Mere Christianity by C.S. Lewis - November 29
- Thursday, November 29, 2012
His death went unnoticed, as he died the same day John F. Kennedy was shot, but his works are some of the most widely read in English literature. Originally an agnostic, he served in World War I and became a professor at Oxford and Cambridge. He credits his Catholic friend and fellow writer, J.R.R. Tolkien, author of "Lord of the Rings," as being instrumental in bringing him to faith in Christ. Among his most notable books are: The Screwtape Letters; Miracles; The Problem of Pain; Abolition of Man; and The Chronicles of Narnia, which include The Lion, Witch and Wardrobe.

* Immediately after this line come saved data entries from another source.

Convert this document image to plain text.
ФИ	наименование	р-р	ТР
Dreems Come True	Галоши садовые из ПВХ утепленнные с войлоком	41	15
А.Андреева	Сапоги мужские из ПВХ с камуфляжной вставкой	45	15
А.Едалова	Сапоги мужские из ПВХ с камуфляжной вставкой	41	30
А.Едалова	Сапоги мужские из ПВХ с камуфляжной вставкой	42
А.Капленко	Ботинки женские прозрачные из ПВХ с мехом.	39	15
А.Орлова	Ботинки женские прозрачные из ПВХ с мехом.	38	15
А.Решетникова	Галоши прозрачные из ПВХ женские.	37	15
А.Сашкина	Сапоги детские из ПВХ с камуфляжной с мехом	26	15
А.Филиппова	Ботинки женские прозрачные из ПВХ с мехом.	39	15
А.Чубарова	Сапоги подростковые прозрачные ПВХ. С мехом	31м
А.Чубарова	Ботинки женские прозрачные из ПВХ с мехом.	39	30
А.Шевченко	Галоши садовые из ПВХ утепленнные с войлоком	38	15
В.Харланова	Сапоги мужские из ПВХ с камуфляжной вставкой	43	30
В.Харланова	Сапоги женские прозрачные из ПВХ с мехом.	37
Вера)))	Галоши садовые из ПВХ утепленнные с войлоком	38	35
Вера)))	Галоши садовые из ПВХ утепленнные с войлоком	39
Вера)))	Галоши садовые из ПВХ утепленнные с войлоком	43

His name was C.S. Lewis, born NOVEMBER 29, 1898. Over 200 million copies of his books have sold worldwide and, 40 years after his death, continue to sell a million copies a year. In Mere Christianity, C.S. Lewis wrote: "All that we call human history - money, poverty, ambition, war, prostitution, classes, empires, slavery - is the long terrible story of man trying to find something other than God which will make him happy." C.S. Lewis wrote: "Christianity...is a religion you could not have guessed...It is not the sort of thing anyone would have made up. It has just that queer twist about it that real things have."